The UK government is asking how they can help get onto this engine of growth for the 21st century. We hear surprise and see puzzling faces when I mention that London is not working out, followed by questions as of how London could become the next Silicon Valley. The best UK engineers and entrepreneurs leave to go to the Bay Area. Honestly, nothing else matters, tax, funding, etc. Whilst such talent exodus continues to happen, the ecosystem will never work. I hear reports of great successes in London, but little is spoken of the larger structural challenges we face. I am not arguing that I have all the answers, not even part of the answers. But it’s clear that we are at a point where there are still more questions than answers, and we need to start the social debate from entrepreneurs, investors and citizines formulating those questions, around talent, funding, market, exit, …
Specifically, to spark the debate, these are macro issues that I am seeing:
- Small funds, small bets, none really significant enough and driving the cost of capital to be higher, especially during early stages.
- Investors reward average returns and lack the risk profile for early startups.
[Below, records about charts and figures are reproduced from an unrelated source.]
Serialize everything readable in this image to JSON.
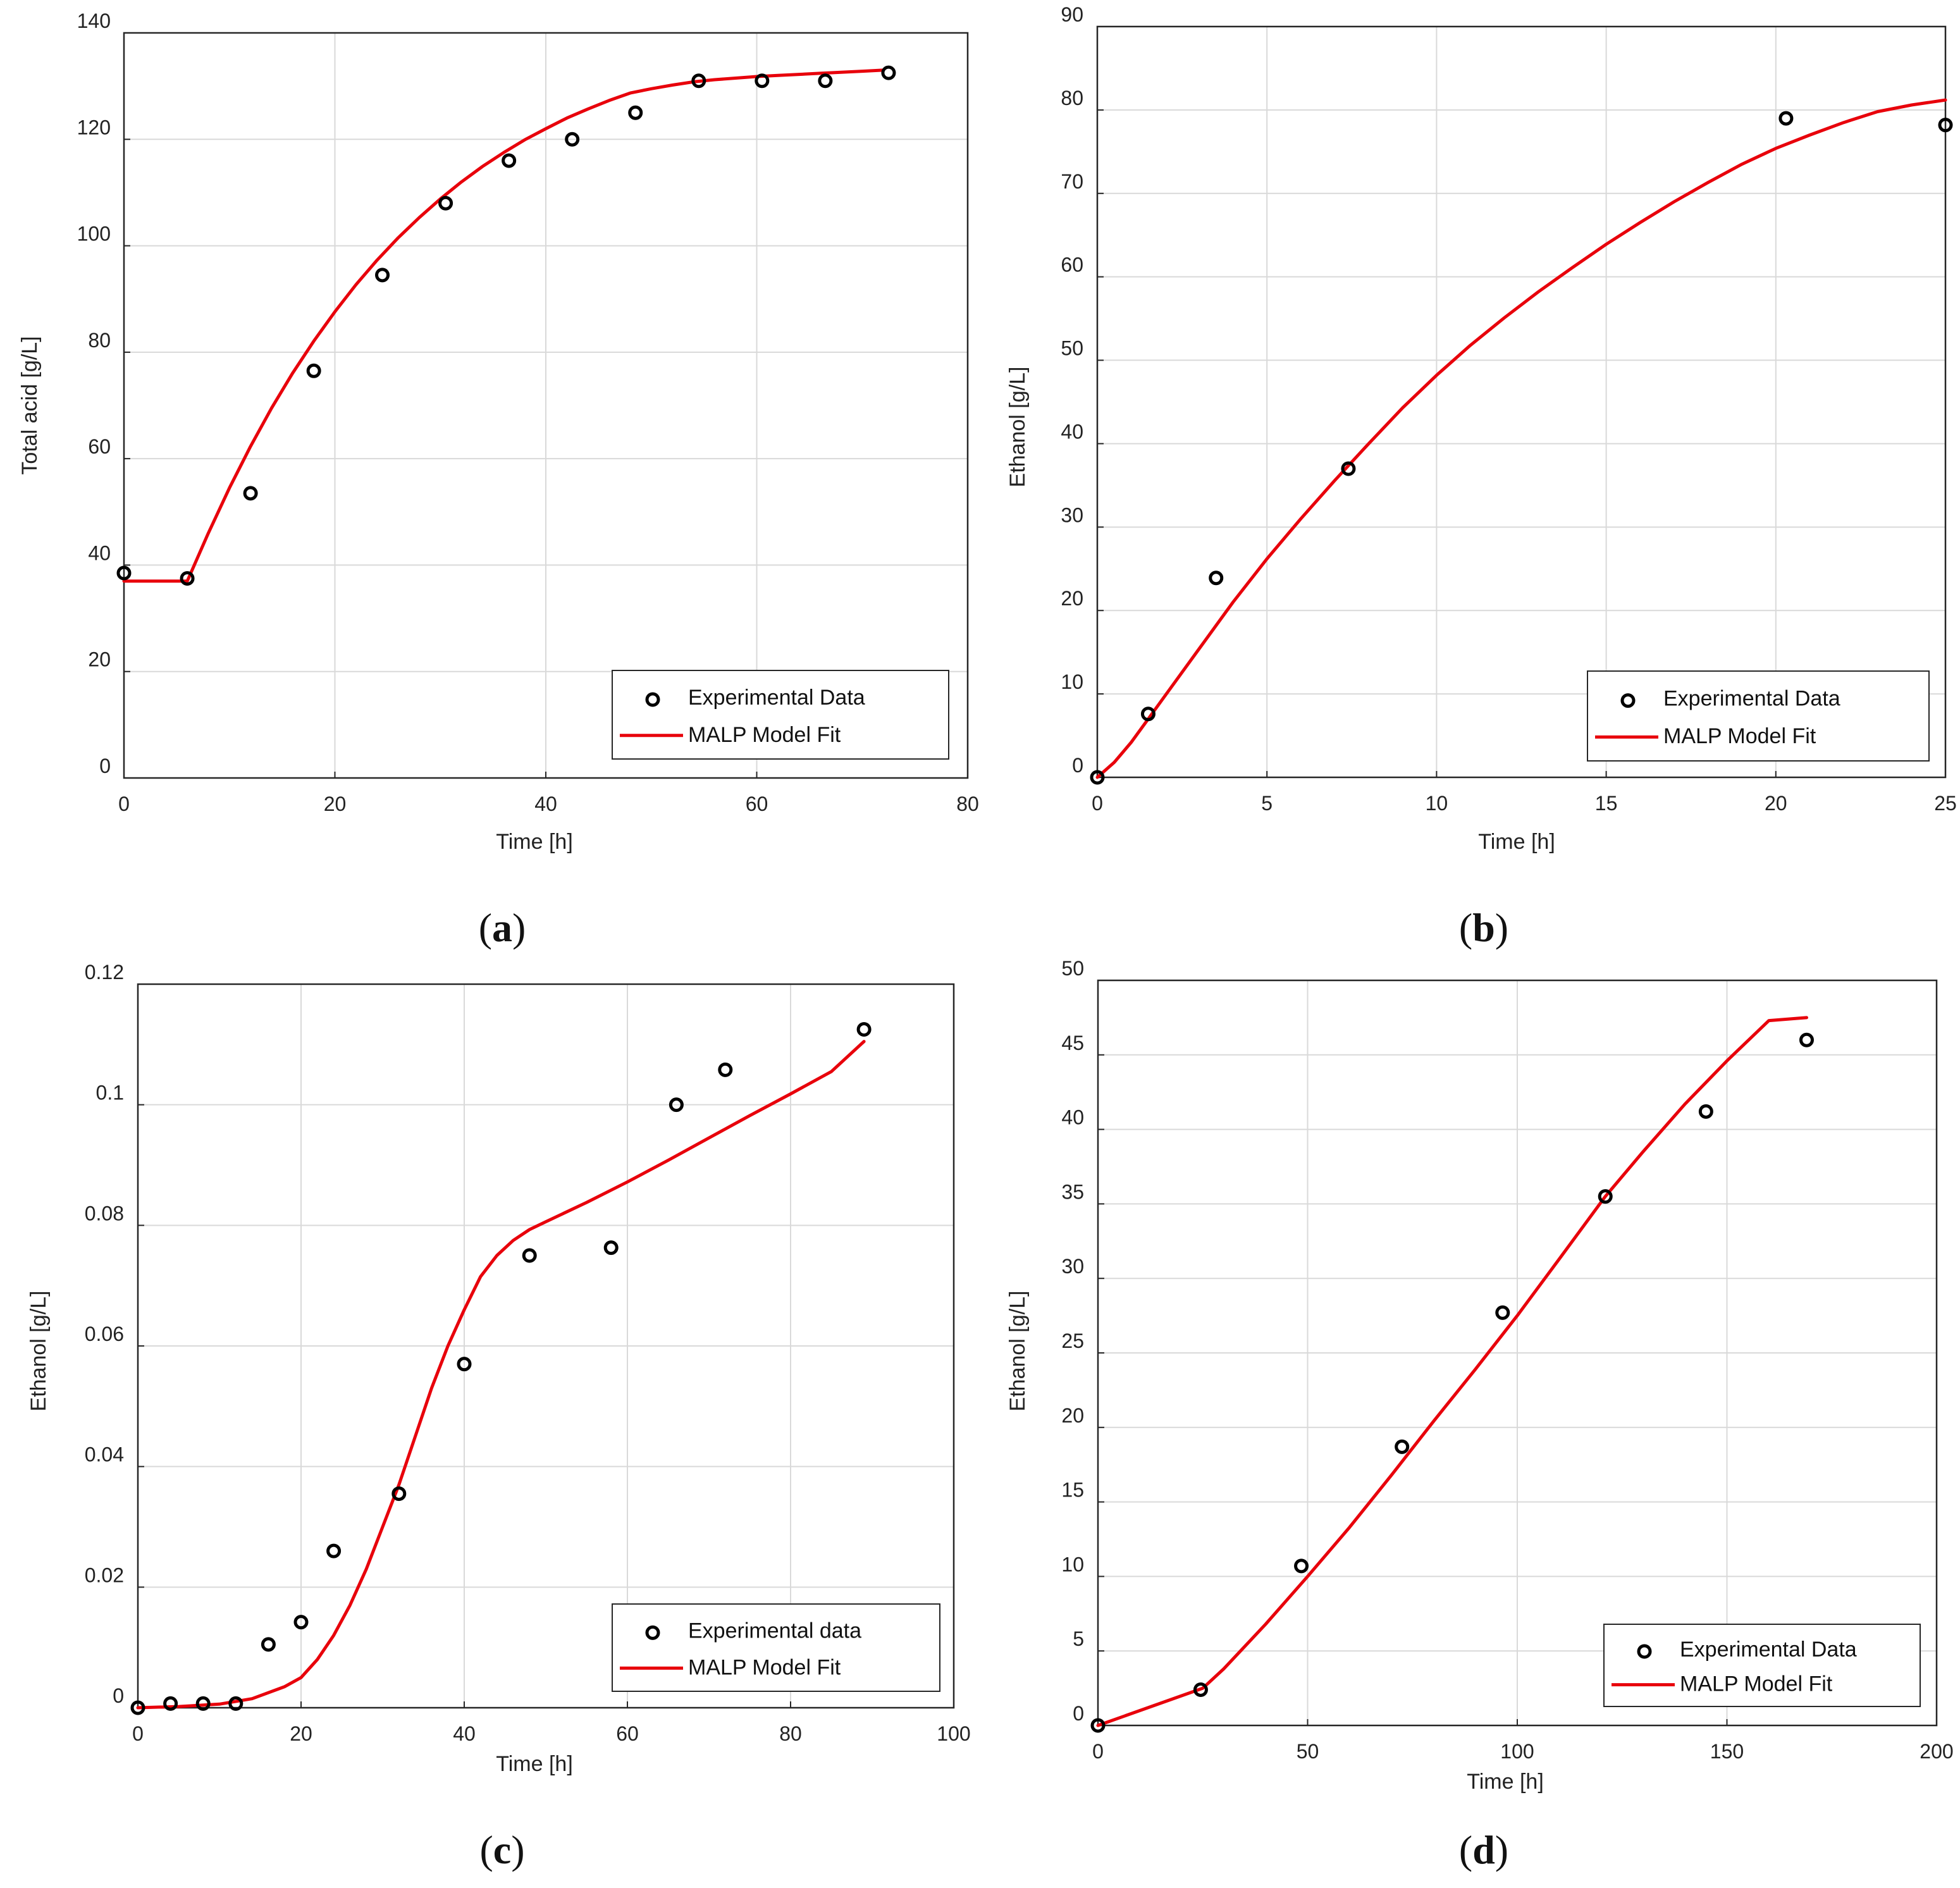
{
  "chart_data": [
    {
      "id": "a",
      "type": "scatter",
      "panel_label": "a",
      "xlabel": "Time [h]",
      "ylabel": "Total acid [g/L]",
      "xlim": [
        0,
        80
      ],
      "ylim": [
        0,
        140
      ],
      "xticks": [
        0,
        20,
        40,
        60,
        80
      ],
      "yticks": [
        0,
        20,
        40,
        60,
        80,
        100,
        120,
        140
      ],
      "grid": true,
      "legend_position": "bottom-right",
      "series": [
        {
          "name": "Experimental Data",
          "kind": "markers",
          "x": [
            0,
            6,
            12,
            18,
            24.5,
            30.5,
            36.5,
            42.5,
            48.5,
            54.5,
            60.5,
            66.5,
            72.5
          ],
          "y": [
            38.5,
            37.5,
            53.5,
            76.5,
            94.5,
            108,
            116,
            120,
            125,
            131,
            131,
            131,
            132.5
          ]
        },
        {
          "name": "MALP Model Fit",
          "kind": "line",
          "color": "#e8000b",
          "x": [
            0,
            6,
            8,
            10,
            12,
            14,
            16,
            18,
            20,
            22,
            24,
            26,
            28,
            30,
            32,
            34,
            36,
            38,
            40,
            42,
            44,
            46,
            48,
            50,
            52,
            54,
            56,
            58,
            60,
            62,
            64,
            66,
            68,
            70,
            72
          ],
          "y": [
            37,
            37,
            46,
            54.5,
            62.3,
            69.5,
            76.1,
            82.1,
            87.6,
            92.7,
            97.3,
            101.5,
            105.3,
            108.8,
            112,
            114.9,
            117.5,
            119.9,
            122,
            124,
            125.7,
            127.3,
            128.7,
            129.5,
            130.2,
            130.8,
            131.2,
            131.5,
            131.8,
            132,
            132.2,
            132.4,
            132.6,
            132.8,
            133
          ]
        }
      ]
    },
    {
      "id": "b",
      "type": "scatter",
      "panel_label": "b",
      "xlabel": "Time [h]",
      "ylabel": "Ethanol [g/L]",
      "xlim": [
        0,
        25
      ],
      "ylim": [
        0,
        90
      ],
      "xticks": [
        0,
        5,
        10,
        15,
        20,
        25
      ],
      "yticks": [
        0,
        10,
        20,
        30,
        40,
        50,
        60,
        70,
        80,
        90
      ],
      "grid": true,
      "legend_position": "bottom-right",
      "series": [
        {
          "name": "Experimental Data",
          "kind": "markers",
          "x": [
            0,
            1.5,
            3.5,
            7.4,
            20.3,
            25
          ],
          "y": [
            0,
            7.6,
            23.9,
            37,
            79,
            78.2
          ]
        },
        {
          "name": "MALP Model Fit",
          "kind": "line",
          "color": "#e8000b",
          "x": [
            0,
            0.5,
            1,
            1.5,
            2,
            3,
            4,
            5,
            6,
            7,
            8,
            9,
            10,
            11,
            12,
            13,
            14,
            15,
            16,
            17,
            18,
            19,
            20,
            21,
            22,
            23,
            24,
            25
          ],
          "y": [
            0,
            1.8,
            4.2,
            7,
            9.8,
            15.4,
            21,
            26.2,
            31,
            35.6,
            40,
            44.3,
            48.2,
            51.8,
            55.1,
            58.2,
            61.1,
            63.9,
            66.5,
            69,
            71.3,
            73.5,
            75.4,
            77,
            78.5,
            79.8,
            80.6,
            81.2
          ]
        }
      ]
    },
    {
      "id": "c",
      "type": "scatter",
      "panel_label": "c",
      "xlabel": "Time [h]",
      "ylabel": "Ethanol [g/L]",
      "xlim": [
        0,
        100
      ],
      "ylim": [
        0,
        0.12
      ],
      "xticks": [
        0,
        20,
        40,
        60,
        80,
        100
      ],
      "yticks": [
        0,
        0.02,
        0.04,
        0.06,
        0.08,
        0.1,
        0.12
      ],
      "ytick_labels": [
        "0",
        "0.02",
        "0.04",
        "0.06",
        "0.08",
        "0.1",
        "0.12"
      ],
      "grid": true,
      "legend_position": "bottom-right",
      "series": [
        {
          "name": "Experimental data",
          "kind": "markers",
          "x": [
            0,
            4,
            8,
            12,
            16,
            20,
            24,
            32,
            40,
            48,
            58,
            66,
            72,
            89
          ],
          "y": [
            0,
            0.0007,
            0.0007,
            0.0007,
            0.0105,
            0.0142,
            0.026,
            0.0355,
            0.057,
            0.075,
            0.0763,
            0.1,
            0.1058,
            0.1125
          ]
        },
        {
          "name": "MALP Model Fit",
          "kind": "line",
          "color": "#e8000b",
          "x": [
            0,
            5,
            10,
            14,
            18,
            20,
            22,
            24,
            26,
            28,
            30,
            32,
            34,
            36,
            38,
            40,
            42,
            44,
            46,
            48,
            50,
            55,
            60,
            65,
            70,
            75,
            80,
            85,
            89
          ],
          "y": [
            0,
            0.0002,
            0.0006,
            0.0015,
            0.0035,
            0.005,
            0.008,
            0.012,
            0.017,
            0.023,
            0.03,
            0.037,
            0.045,
            0.053,
            0.06,
            0.066,
            0.0715,
            0.075,
            0.0775,
            0.0793,
            0.0806,
            0.0838,
            0.0872,
            0.0908,
            0.0945,
            0.0982,
            0.1018,
            0.1055,
            0.1105
          ]
        }
      ]
    },
    {
      "id": "d",
      "type": "scatter",
      "panel_label": "d",
      "xlabel": "Time [h]",
      "ylabel": "Ethanol [g/L]",
      "xlim": [
        0,
        200
      ],
      "ylim": [
        0,
        50
      ],
      "xticks": [
        0,
        50,
        100,
        150,
        200
      ],
      "yticks": [
        0,
        5,
        10,
        15,
        20,
        25,
        30,
        35,
        40,
        45,
        50
      ],
      "grid": true,
      "legend_position": "bottom-right",
      "series": [
        {
          "name": "Experimental Data",
          "kind": "markers",
          "x": [
            0,
            24.5,
            48.5,
            72.5,
            96.5,
            121,
            145,
            169
          ],
          "y": [
            0,
            2.4,
            10.7,
            18.7,
            27.7,
            35.5,
            41.2,
            46
          ]
        },
        {
          "name": "MALP Model Fit",
          "kind": "line",
          "color": "#e8000b",
          "x": [
            0,
            25,
            30,
            40,
            50,
            60,
            70,
            80,
            90,
            100,
            110,
            121,
            130,
            140,
            150,
            160,
            169
          ],
          "y": [
            0,
            2.5,
            3.8,
            6.8,
            10,
            13.3,
            16.8,
            20.4,
            23.9,
            27.5,
            31.3,
            35.5,
            38.5,
            41.7,
            44.6,
            47.3,
            47.5
          ]
        }
      ]
    }
  ]
}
Therefore there are no big runs.
- Entrepreneurs, if they are good, they are no longer in UK. If they succeed, they build lifestyle businesses. Again, no big runs and VCs are in fact happy that their money is not lost.
- Talent is not just raw talent. Not even academia. Large corporate technology companies are training grounds for the next gen of startups. But London does not attract the right target companies with the best tax incentives available in the world. Socially, giving such advantage to large foreign corporations is not accepted.